Argentina's Bond Fight Comes Down to Its Worst Bonds

An offer of 730 cents on the dollar doesn't look like enough.

We've talked a lot about Argentina's sovereign-debt saga, but now that it is perhaps drawing to a close I'd like to tell the story again, from a slightly different perspective. (If you want it from the regular perspective, you know where to go. ) This version of the story starts in 1998, when Argentina issued some bonds called floating rate accrual notes. The FRANs were due in 2005, and their floating interest rate was based on the market yields of other, fixed-rate Argentine debt. The idea was that if Argentina's credit deteriorated, holders of these bonds would be compensated in the form of a higher interest rate. This sounds like a sensible enough idea. It was a terrible, terrible idea.

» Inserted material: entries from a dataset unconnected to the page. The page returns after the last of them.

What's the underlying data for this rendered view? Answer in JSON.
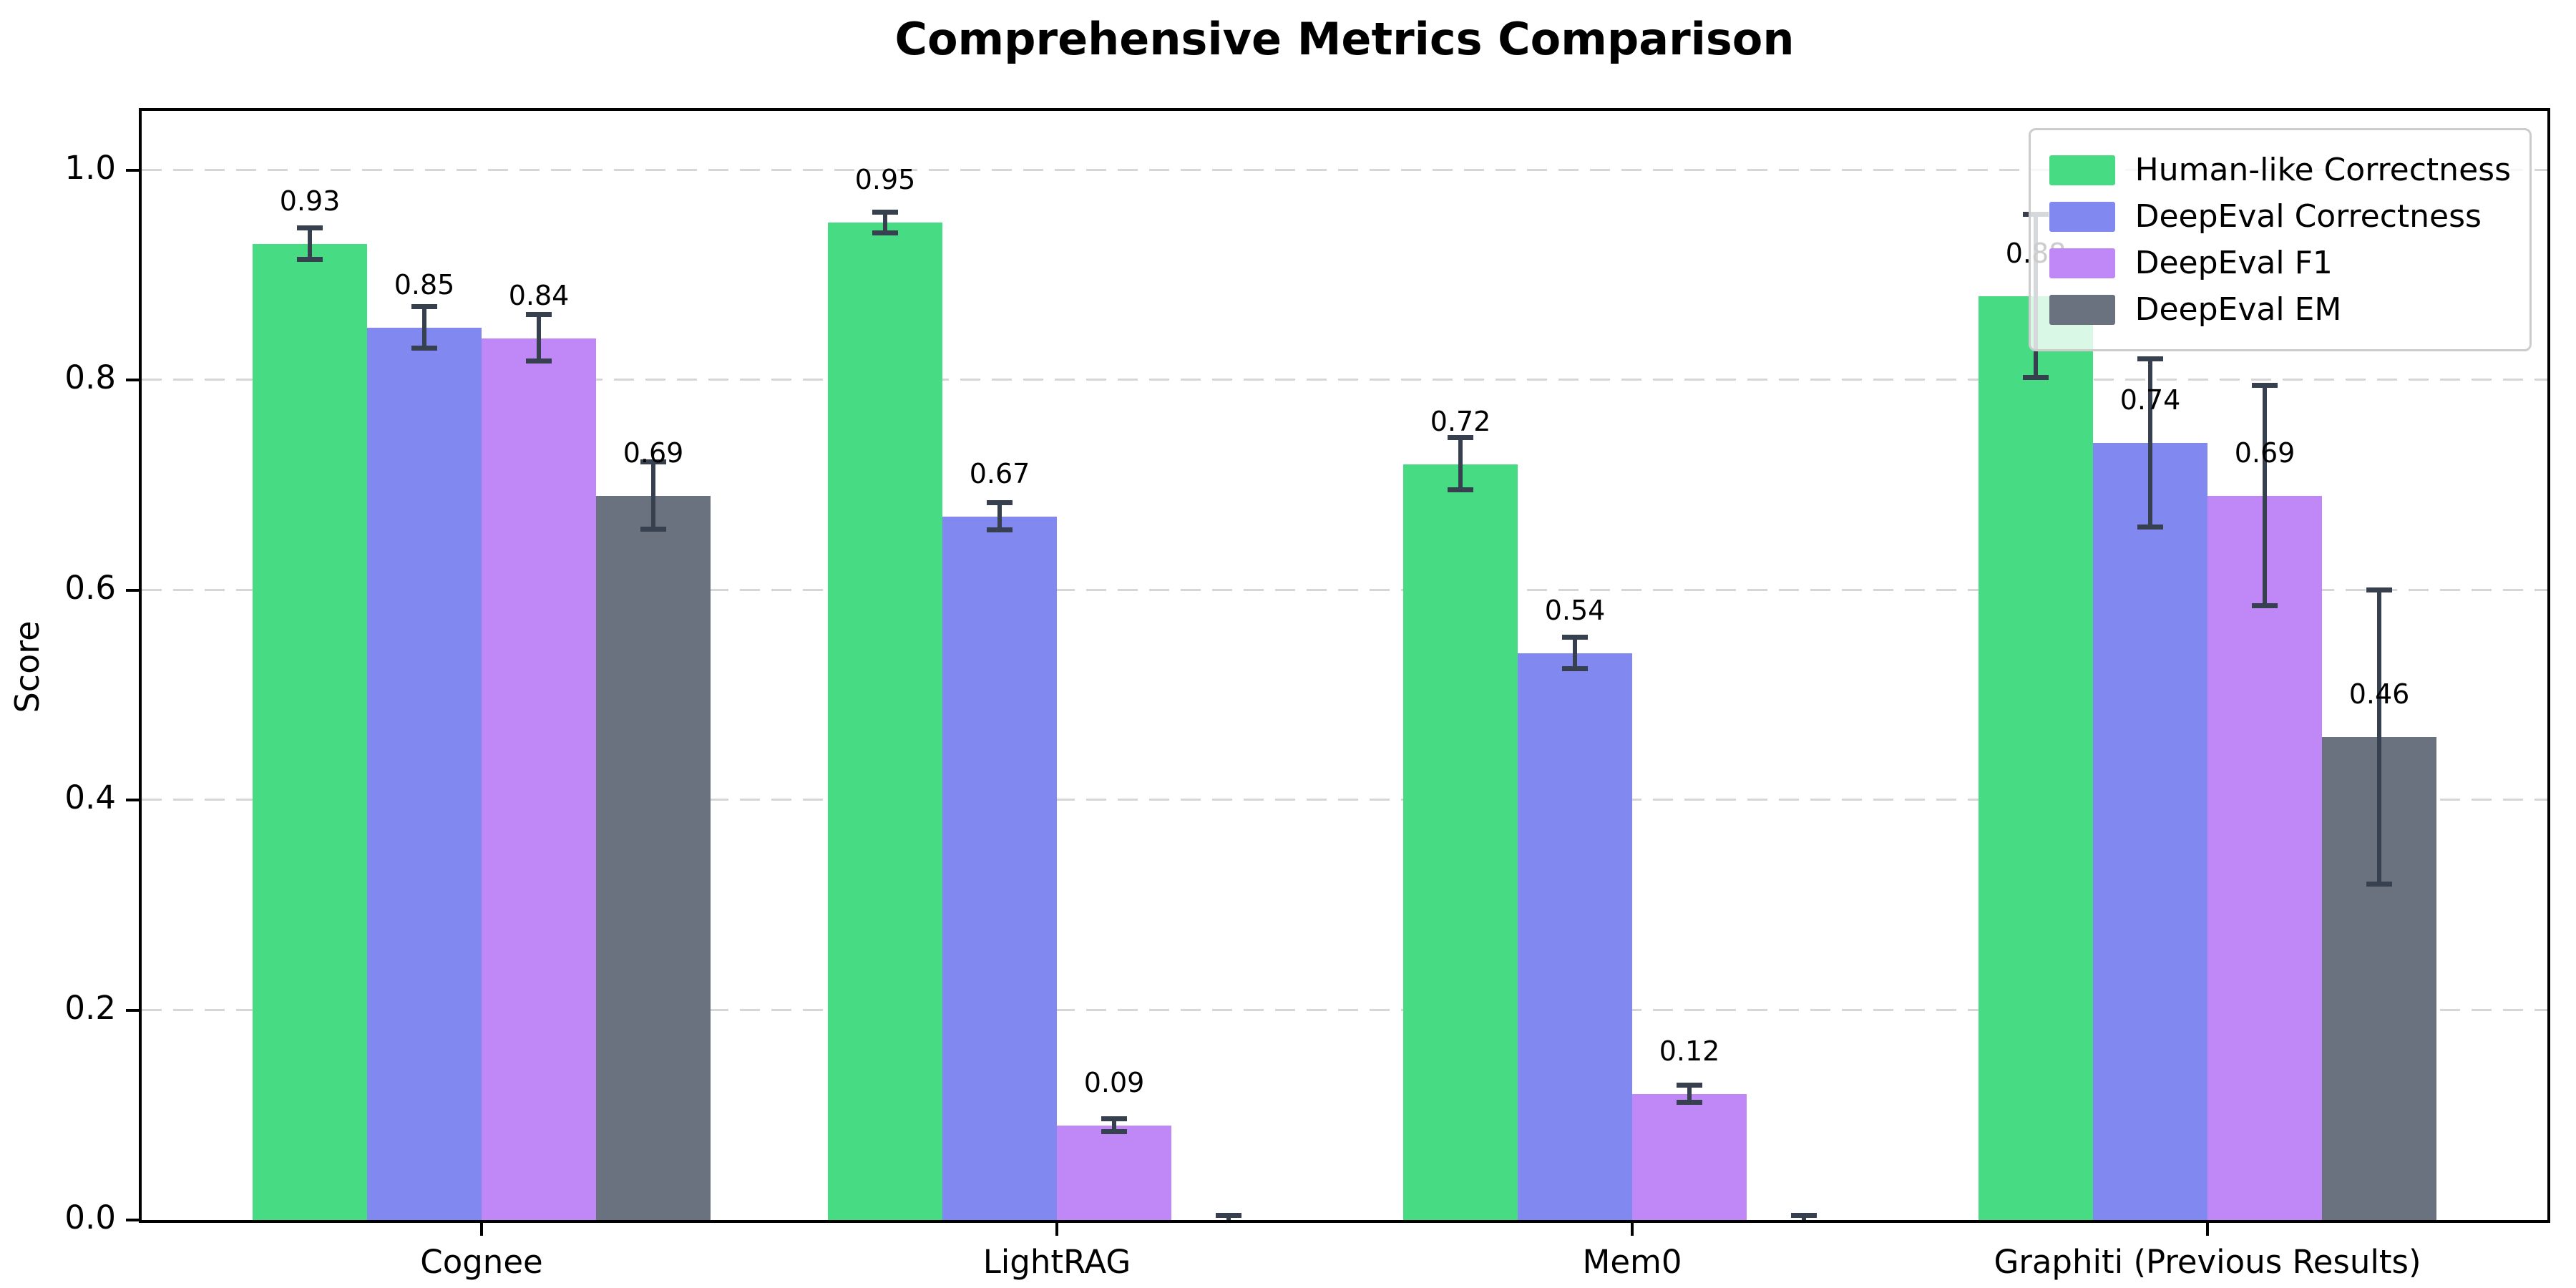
{
  "chart_data": {
    "type": "bar",
    "title": "Comprehensive Metrics Comparison",
    "ylabel": "Score",
    "categories": [
      "Cognee",
      "LightRAG",
      "Mem0",
      "Graphiti (Previous Results)"
    ],
    "series": [
      {
        "name": "Human-like Correctness",
        "color": "#47dc83",
        "values": [
          0.93,
          0.95,
          0.72,
          0.88
        ],
        "errors": [
          0.015,
          0.01,
          0.025,
          0.078
        ],
        "labels": [
          "0.93",
          "0.95",
          "0.72",
          "0.88"
        ]
      },
      {
        "name": "DeepEval Correctness",
        "color": "#8189f0",
        "values": [
          0.85,
          0.67,
          0.54,
          0.74
        ],
        "errors": [
          0.02,
          0.013,
          0.015,
          0.08
        ],
        "labels": [
          "0.85",
          "0.67",
          "0.54",
          "0.74"
        ]
      },
      {
        "name": "DeepEval F1",
        "color": "#bf88f6",
        "values": [
          0.84,
          0.09,
          0.12,
          0.69
        ],
        "errors": [
          0.022,
          0.006,
          0.008,
          0.105
        ],
        "labels": [
          "0.84",
          "0.09",
          "0.12",
          "0.69"
        ]
      },
      {
        "name": "DeepEval EM",
        "color": "#6a7280",
        "values": [
          0.69,
          0.0,
          0.0,
          0.46
        ],
        "errors": [
          0.032,
          0.004,
          0.004,
          0.14
        ],
        "labels": [
          "0.69",
          "",
          "",
          "0.46"
        ]
      }
    ],
    "ylim": [
      0,
      1.057
    ],
    "yticks": [
      0.0,
      0.2,
      0.4,
      0.6,
      0.8,
      1.0
    ],
    "ytick_labels": [
      "0.0",
      "0.2",
      "0.4",
      "0.6",
      "0.8",
      "1.0"
    ],
    "grid": "horizontal-dashed",
    "legend_position": "upper right",
    "error_bar_color": "#36404e"
  }
}
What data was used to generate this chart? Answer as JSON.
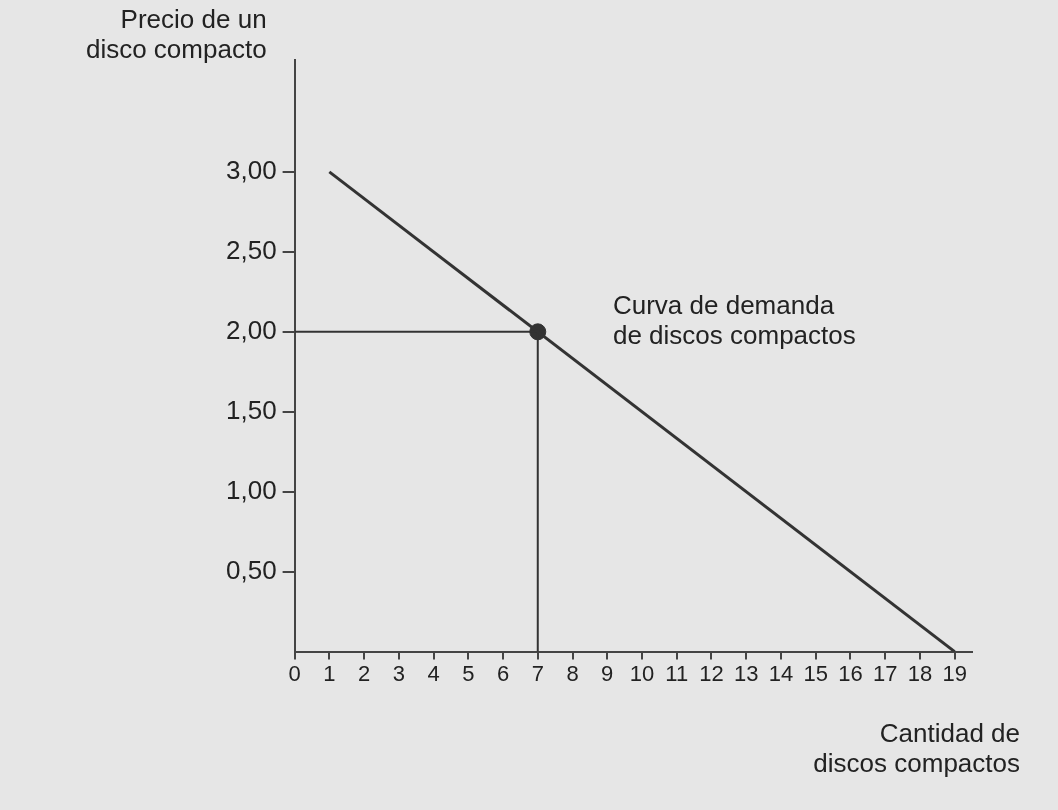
{
  "chart_data": {
    "type": "line",
    "xlabel": "Cantidad de\ndiscos compactos",
    "ylabel": "Precio de un\ndisco compacto",
    "xlim": [
      0,
      19.5
    ],
    "xticks": [
      0,
      1,
      2,
      3,
      4,
      5,
      6,
      7,
      8,
      9,
      10,
      11,
      12,
      13,
      14,
      15,
      16,
      17,
      18,
      19
    ],
    "ylim": [
      0,
      3.7
    ],
    "yticks": [
      {
        "value": 0.5,
        "label": "0,50"
      },
      {
        "value": 1,
        "label": "1,00"
      },
      {
        "value": 1.5,
        "label": "1,50"
      },
      {
        "value": 2,
        "label": "2,00"
      },
      {
        "value": 2.5,
        "label": "2,50"
      },
      {
        "value": 3,
        "label": "3,00"
      }
    ],
    "grid": false,
    "legend": false,
    "series": [
      {
        "color": "#333333",
        "x": [
          1,
          19
        ],
        "values": [
          3,
          0
        ],
        "marker": "none"
      },
      {
        "color": "#333333",
        "x": [
          0,
          7
        ],
        "values": [
          2,
          2
        ],
        "marker": "none"
      },
      {
        "color": "#333333",
        "x": [
          7,
          7
        ],
        "values": [
          2,
          0
        ],
        "marker": "none"
      },
      {
        "type": "scatter",
        "color": "#333333",
        "x": [
          7
        ],
        "values": [
          2
        ],
        "marker": "circle"
      }
    ],
    "annotations": [
      "Curva de demanda\nde discos compactos"
    ]
  }
}
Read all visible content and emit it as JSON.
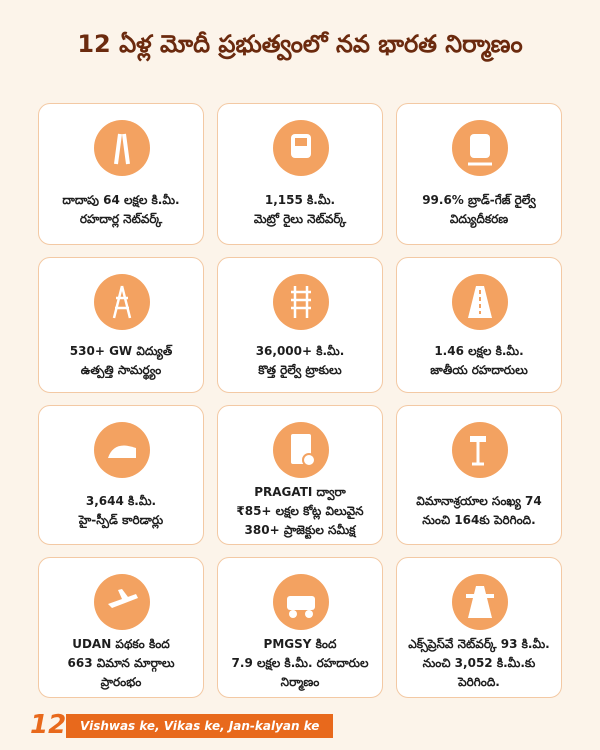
{
  "header": {
    "title": "12 ఏళ్ల మోదీ ప్రభుత్వంలో నవ భారత నిర్మాణం"
  },
  "cards": [
    {
      "lines": [
        "దాదాపు 64 లక్షల కి.మీ.",
        "రహదార్ల నెట్‌వర్క్"
      ]
    },
    {
      "lines": [
        "1,155 కి.మీ.",
        "మెట్రో రైలు నెట్‌వర్క్"
      ]
    },
    {
      "lines": [
        "99.6% బ్రాడ్-గేజ్ రైల్వే",
        "విద్యుదీకరణ"
      ]
    },
    {
      "lines": [
        "530+ GW విద్యుత్",
        "ఉత్పత్తి సామర్థ్యం"
      ]
    },
    {
      "lines": [
        "36,000+ కి.మీ.",
        "కొత్త రైల్వే ట్రాకులు"
      ]
    },
    {
      "lines": [
        "1.46 లక్షల కి.మీ.",
        "జాతీయ రహదారులు"
      ]
    },
    {
      "lines": [
        "3,644 కి.మీ.",
        "హై-స్పీడ్ కారిడార్లు"
      ]
    },
    {
      "lines": [
        "PRAGATI ద్వారా",
        "₹85+ లక్షల కోట్ల విలువైన",
        "380+ ప్రాజెక్టుల సమీక్ష"
      ]
    },
    {
      "lines": [
        "విమానాశ్రయాల సంఖ్య 74",
        "నుంచి 164కు పెరిగింది."
      ]
    },
    {
      "lines": [
        "UDAN పథకం కింద",
        "663 విమాన మార్గాలు",
        "ప్రారంభం"
      ]
    },
    {
      "lines": [
        "PMGSY కింద",
        "7.9 లక్షల కి.మీ. రహదారుల",
        "నిర్మాణం"
      ]
    },
    {
      "lines": [
        "ఎక్స్‌ప్రెస్‌వే నెట్‌వర్క్ 93 కి.మీ.",
        "నుంచి 3,052 కి.మీ.కు",
        "పెరిగింది."
      ]
    }
  ],
  "footer": {
    "badge": "12",
    "tagline": "Vishwas ke, Vikas ke, Jan-kalyan ke"
  }
}
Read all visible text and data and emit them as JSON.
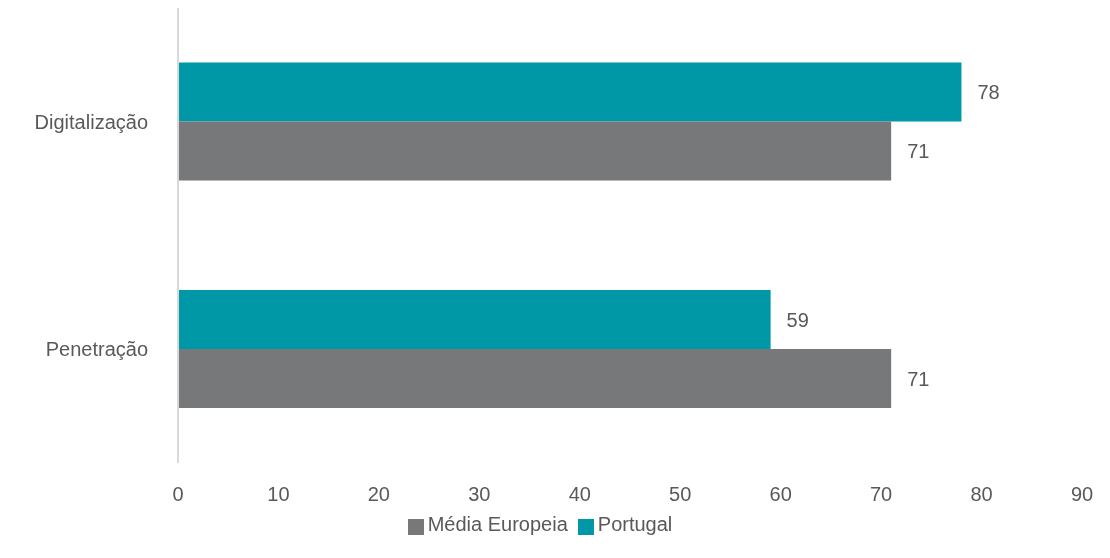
{
  "chart_data": {
    "type": "bar",
    "orientation": "horizontal",
    "categories": [
      "Digitalização",
      "Penetração"
    ],
    "series": [
      {
        "name": "Portugal",
        "color": "#0097a7",
        "values": [
          78,
          59
        ]
      },
      {
        "name": "Média Europeia",
        "color": "#76787a",
        "values": [
          71,
          71
        ]
      }
    ],
    "xlim": [
      0,
      90
    ],
    "xticks": [
      0,
      10,
      20,
      30,
      40,
      50,
      60,
      70,
      80,
      90
    ],
    "grid": false,
    "legend": "bottom",
    "data_labels": true
  }
}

Argentina's credit deteriorated. It defaulted on its bonds in 2001. In one obvious way, this was bad for the FRAN holders: They stopped getting paid. But in another, much more theoretical way, it was great for the FRAN holders: The interest rate on their bonds, which was meant to reflect the risk of Argentina's sovereign credit, went up as Argentina approached and then tipped into default. At one point, just before the 2005 maturity of the FRANs, the holders were supposed to get paid an astonishing 101 percent per year. Of course, they were actually getting paid nothing, so this did them no immediate good. But there they were, with a document saying they were supposed to get 101 percent a year. Remember that document, which has Chekhovian significance in this story.